The problem addressed in this research article is related to the development of an efficient strategy to improve the food safety regarding the problems related to B. cereus. To achieve this goal, the use of electroactivated solutions made on the basis of aqueous solutions of weak organic acid and chlorine-free is a highly promising strategy. Electroactivation technology was shown to be an effective approach to convert lactate and ascorbate solutions into highly active and antimicrobial solutions. The principle of this approach is based on electrochemistry, and the originality of this study consists of using electroactivated solutions as antimicrobial agents against vegetative cells of B. cereus under ambient temperature for their complete inactivation within very short direct contact time.
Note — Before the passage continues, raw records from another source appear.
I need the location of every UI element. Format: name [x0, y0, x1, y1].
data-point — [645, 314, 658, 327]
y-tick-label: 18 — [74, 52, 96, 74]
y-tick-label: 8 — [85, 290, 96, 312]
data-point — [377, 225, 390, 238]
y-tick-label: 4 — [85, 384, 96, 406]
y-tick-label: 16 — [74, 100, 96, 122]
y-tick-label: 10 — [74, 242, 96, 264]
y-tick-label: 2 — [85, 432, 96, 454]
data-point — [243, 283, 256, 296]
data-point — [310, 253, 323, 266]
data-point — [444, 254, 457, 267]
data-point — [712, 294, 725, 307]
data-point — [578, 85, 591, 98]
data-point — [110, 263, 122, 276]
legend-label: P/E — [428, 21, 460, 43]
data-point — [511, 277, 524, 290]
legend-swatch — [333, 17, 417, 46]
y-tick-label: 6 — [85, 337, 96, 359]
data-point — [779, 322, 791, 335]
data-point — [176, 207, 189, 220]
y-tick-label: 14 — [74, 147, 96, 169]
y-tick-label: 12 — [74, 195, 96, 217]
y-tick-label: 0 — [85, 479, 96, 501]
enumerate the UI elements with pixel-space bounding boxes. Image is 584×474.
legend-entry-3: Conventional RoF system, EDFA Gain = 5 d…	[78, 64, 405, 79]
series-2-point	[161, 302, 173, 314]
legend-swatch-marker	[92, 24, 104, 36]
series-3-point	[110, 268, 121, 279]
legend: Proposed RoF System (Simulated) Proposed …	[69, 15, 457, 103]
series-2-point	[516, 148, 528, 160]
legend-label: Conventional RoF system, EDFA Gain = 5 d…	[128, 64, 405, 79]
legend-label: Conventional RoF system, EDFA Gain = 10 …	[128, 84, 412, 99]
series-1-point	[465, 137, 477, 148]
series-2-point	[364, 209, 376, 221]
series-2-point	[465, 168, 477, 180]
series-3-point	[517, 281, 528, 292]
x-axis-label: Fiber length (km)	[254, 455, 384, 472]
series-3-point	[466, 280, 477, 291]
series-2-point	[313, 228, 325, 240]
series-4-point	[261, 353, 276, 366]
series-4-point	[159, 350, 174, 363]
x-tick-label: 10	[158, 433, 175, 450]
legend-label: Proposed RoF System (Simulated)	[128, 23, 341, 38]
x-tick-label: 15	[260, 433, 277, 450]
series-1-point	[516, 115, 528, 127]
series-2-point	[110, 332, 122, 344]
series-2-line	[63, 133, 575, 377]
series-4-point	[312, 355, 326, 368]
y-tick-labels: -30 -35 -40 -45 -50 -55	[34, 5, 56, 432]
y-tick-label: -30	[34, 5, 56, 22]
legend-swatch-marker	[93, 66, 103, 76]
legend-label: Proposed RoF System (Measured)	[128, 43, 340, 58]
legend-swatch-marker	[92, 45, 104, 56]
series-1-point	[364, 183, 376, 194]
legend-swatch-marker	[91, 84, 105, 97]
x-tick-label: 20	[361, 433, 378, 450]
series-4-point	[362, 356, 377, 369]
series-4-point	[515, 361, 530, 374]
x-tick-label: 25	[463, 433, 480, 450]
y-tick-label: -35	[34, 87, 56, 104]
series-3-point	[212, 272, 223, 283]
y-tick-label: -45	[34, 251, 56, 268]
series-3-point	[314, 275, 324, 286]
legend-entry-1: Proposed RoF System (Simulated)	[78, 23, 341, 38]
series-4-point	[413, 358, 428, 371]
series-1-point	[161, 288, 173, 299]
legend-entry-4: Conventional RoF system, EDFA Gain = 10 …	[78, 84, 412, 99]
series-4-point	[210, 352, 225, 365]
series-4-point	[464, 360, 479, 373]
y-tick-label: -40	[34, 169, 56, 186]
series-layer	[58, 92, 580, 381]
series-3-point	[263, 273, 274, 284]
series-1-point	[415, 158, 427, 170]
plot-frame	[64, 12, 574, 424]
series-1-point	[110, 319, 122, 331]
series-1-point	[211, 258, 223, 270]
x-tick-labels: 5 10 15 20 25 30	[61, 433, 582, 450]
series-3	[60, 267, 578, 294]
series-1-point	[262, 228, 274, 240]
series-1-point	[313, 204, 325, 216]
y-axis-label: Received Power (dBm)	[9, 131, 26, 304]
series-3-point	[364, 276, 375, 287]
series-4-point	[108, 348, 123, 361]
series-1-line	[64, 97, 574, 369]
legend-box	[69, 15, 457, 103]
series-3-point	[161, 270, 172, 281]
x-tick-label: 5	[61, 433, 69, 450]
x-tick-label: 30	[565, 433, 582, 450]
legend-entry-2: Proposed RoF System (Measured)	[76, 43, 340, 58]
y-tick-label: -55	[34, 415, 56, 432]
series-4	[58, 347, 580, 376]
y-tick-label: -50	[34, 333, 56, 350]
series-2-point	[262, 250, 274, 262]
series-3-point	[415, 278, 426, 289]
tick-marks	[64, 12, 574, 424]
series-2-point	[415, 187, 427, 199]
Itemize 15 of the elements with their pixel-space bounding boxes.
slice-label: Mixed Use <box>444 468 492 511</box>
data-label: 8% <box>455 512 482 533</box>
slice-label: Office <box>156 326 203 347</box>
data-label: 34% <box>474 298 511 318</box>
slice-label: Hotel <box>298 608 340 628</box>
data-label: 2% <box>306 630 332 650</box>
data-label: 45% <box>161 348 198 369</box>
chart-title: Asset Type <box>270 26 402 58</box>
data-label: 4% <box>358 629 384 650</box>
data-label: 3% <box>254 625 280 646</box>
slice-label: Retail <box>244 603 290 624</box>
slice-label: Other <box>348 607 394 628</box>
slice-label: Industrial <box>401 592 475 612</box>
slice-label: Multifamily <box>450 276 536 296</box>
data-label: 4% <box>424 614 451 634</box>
This new approach was successfully used in eliminating this pathogenic bacterium, and the obtained results support their compatibility with a technological process.

This work enhances the knowledge on the production of electroactivated solutions derived from aqueous solutions of weak organic acids. These solutions having highly acidic and oxidative properties can be used to ensure microbial safety in the food industry. The electroactivation process creates unique conditions that modify the oxidation–reduction potential of solutions and generates a medium with high reactivity against B. cereus. In this study, the highly acidic condition created in the used electroactivation rector permitted highly effective electroactivation of calcium lactate and calcium ascorbate without using any catalyst. This research field is new and original, which has high potential of creating different research branches such as applied electrochemistry and applied microbiology to ensure food safety as well as to understand the mechanisms of action of electroactivation on different compounds. Moreover, this new knowledge will have applications in the food sciences and technology, in general, and in the microbial food technology, in particular. This research is focused on the development of new and highly promising antibacterial agents using already approved salts of weak organic acids. These new antimicrobial agents can easily be used in the manufacturing of different canned foods and for cleaning purposes to enhance the microbial safety in the food industry.